Kobiety pożegnała wspomniana grupa teatralna w mediach społecznościowych. "Nie ma słów, by opisać żal i współczucie, jakie w tej chwili czujemy. Ich rodziny straciły ukochane osoby: żonę, matkę, babcię, a my wspaniałe koleżanki, osoby ciepłe, miłe, pomocne, które wniosły w nasze życie wiele radosnych i niezapomnianych chwil" - piszą członkowie Fajnej Ferajny. "Zapamiętamy je jako osoby szlachetne, ciepłe, obdarzone wielkim sercem, ale też i humorem" podkreślają członkowie społeczności.

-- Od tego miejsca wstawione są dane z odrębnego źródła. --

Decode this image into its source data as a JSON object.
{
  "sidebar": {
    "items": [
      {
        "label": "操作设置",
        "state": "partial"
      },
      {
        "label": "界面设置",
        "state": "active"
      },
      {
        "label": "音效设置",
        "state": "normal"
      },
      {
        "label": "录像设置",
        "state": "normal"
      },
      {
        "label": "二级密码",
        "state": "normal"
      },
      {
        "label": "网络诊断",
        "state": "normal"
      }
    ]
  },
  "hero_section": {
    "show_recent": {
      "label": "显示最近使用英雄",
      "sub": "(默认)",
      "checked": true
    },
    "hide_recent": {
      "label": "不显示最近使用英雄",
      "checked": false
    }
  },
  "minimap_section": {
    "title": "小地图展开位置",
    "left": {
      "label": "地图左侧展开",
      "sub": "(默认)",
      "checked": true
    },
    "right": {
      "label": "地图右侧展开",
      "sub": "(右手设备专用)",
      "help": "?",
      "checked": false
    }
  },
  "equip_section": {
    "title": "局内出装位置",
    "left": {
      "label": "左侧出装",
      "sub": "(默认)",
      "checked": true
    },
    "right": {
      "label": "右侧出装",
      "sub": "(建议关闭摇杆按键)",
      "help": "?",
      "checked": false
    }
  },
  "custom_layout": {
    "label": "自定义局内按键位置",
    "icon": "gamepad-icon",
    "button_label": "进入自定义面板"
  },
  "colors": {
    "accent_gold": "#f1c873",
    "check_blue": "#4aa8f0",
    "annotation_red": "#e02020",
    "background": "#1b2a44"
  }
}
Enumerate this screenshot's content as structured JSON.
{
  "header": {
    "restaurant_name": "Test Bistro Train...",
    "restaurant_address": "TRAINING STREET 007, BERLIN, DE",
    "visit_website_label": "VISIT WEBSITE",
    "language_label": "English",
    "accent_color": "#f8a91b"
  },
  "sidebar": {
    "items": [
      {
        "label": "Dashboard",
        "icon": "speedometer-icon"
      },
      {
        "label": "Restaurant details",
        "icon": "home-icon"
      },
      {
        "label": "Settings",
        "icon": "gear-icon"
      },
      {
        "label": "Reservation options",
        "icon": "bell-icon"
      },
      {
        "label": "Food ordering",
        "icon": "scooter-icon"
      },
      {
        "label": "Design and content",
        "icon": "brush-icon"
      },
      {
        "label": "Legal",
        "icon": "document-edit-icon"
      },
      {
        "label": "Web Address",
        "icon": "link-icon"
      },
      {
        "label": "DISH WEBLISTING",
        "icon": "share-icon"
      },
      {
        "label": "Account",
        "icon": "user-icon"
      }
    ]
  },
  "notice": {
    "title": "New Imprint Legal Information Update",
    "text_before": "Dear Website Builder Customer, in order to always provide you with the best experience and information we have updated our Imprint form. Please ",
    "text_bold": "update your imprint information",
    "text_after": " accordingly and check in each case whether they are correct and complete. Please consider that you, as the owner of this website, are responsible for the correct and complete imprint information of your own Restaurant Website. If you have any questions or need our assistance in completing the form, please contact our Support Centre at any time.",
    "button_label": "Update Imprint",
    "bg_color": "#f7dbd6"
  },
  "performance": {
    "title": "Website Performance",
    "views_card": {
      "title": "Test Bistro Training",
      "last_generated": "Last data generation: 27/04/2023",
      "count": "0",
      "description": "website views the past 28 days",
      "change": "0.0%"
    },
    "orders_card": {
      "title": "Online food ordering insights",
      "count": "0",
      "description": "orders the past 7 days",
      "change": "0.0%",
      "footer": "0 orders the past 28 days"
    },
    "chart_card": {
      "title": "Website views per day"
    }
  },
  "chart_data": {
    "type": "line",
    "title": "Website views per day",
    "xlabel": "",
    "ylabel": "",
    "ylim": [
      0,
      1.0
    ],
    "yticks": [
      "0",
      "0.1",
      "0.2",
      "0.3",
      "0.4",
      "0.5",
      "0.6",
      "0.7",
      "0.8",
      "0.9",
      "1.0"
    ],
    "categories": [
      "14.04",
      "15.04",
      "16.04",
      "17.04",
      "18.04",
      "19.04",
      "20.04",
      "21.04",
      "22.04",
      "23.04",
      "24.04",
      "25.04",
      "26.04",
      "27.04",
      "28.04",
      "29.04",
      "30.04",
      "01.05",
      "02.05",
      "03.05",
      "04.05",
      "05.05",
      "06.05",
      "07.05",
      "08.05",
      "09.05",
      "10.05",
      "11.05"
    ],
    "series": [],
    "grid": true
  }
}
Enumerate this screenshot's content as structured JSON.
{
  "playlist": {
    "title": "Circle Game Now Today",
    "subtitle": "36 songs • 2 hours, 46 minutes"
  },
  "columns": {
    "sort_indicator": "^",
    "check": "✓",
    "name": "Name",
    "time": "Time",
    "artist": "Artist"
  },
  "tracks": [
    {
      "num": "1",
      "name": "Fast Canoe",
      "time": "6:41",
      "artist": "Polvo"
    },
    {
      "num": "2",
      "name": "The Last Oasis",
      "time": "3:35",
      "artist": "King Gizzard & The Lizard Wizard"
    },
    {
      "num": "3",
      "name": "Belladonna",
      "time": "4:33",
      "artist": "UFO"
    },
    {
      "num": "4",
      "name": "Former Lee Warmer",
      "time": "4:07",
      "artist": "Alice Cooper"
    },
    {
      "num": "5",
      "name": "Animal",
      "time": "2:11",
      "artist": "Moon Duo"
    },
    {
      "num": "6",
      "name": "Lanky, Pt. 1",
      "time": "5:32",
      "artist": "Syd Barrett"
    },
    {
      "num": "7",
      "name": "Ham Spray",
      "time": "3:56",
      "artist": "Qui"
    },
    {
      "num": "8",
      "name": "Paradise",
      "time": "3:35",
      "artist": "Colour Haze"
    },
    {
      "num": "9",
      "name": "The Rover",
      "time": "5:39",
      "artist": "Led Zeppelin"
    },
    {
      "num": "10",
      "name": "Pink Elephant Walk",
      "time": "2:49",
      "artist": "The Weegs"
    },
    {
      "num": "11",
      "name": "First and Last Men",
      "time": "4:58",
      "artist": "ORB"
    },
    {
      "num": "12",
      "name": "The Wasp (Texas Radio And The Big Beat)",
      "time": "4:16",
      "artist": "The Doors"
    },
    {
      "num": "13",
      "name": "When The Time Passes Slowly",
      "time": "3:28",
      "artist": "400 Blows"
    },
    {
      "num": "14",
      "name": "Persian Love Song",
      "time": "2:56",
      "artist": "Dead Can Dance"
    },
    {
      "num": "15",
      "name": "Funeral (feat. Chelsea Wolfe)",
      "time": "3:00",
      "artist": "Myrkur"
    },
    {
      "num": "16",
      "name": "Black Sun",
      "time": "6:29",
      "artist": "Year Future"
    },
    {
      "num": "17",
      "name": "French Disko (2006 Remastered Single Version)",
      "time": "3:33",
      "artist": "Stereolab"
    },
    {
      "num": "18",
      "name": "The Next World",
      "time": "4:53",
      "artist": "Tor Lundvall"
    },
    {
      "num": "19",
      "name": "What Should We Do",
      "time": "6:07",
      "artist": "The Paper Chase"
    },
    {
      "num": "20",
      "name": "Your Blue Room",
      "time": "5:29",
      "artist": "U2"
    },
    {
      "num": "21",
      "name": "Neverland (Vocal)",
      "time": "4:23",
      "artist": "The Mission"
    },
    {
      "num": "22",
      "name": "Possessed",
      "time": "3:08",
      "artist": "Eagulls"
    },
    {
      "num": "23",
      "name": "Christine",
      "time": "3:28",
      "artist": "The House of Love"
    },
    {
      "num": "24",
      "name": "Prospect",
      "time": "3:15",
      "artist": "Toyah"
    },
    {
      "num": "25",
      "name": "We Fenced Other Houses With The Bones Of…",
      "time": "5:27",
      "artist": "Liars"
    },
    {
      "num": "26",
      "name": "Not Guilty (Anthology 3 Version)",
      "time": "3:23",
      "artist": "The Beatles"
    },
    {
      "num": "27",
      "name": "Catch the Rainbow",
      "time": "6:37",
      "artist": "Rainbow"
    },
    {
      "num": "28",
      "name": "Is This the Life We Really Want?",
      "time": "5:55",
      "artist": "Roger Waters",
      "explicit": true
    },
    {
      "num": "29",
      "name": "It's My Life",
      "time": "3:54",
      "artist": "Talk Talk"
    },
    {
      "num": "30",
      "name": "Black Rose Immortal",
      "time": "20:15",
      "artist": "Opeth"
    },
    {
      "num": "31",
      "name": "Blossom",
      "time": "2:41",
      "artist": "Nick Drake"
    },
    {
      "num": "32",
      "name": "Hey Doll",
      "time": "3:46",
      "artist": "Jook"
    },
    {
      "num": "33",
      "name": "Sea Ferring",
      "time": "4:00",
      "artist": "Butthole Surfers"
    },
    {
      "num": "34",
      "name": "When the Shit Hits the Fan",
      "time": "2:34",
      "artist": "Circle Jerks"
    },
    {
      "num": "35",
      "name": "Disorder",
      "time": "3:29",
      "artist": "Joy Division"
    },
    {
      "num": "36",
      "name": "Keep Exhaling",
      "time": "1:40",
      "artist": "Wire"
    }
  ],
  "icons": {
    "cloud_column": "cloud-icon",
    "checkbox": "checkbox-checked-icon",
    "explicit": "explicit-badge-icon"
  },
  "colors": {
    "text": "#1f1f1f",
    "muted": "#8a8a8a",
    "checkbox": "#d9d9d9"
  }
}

Aktorki pożegnał również burmistrz Poniatowej, Paweł Karczmarczyk. "Wspaniałe kobiety całym sercem zaangażowane w życie społeczne i kulturalne naszego miasta. Mające pasję, energię do działania" - napisał na Facebooku.
Jedna z kobiet miała zostać pochowana podczas poniedziałkowej ceremonii pogrzebowej, jednak przed tym rodzina zakwestionowała jej tożsamość. Pogrzeb Wandy Stawiarskiej został w ostatniej chwili odwołany. Prokuratura zapewnia, że wcześniej rodzina rozpoznała zwłoki.
"Osoba, która została pochowana w sobotę, to miała być ta pani, której pochówek miał być organizowany w poniedziałek" - oznajmiła prok. Magdalena Naczas z Prokuratury Okręgowej w Lublinie w rozmowie z PAP. Prokuratura zapewnia, że sytuacja została już wyjaśniona po ponownym przesłuchaniu świadków i identyfikacji zwłok.
Więcej ciekawych treści znajdziesz na stronie głównej Gazeta.pl
Jak zaznacza Naczas, nikt w tej sprawie nie złożył zawiadomienia o przestępstwie i na ten moment ciężko stwierdzić, czy do tego doszło, ponieważ nie miało miejsca znieważenie czy zbezczeszczenie ciał. Grzegorz Goliszek z właścicielem zakładu pogrzebowego w rozmowie z PAP podkreśla, że jego firma nie ponosi odpowiedzialności za zaistniałą pomyłkę.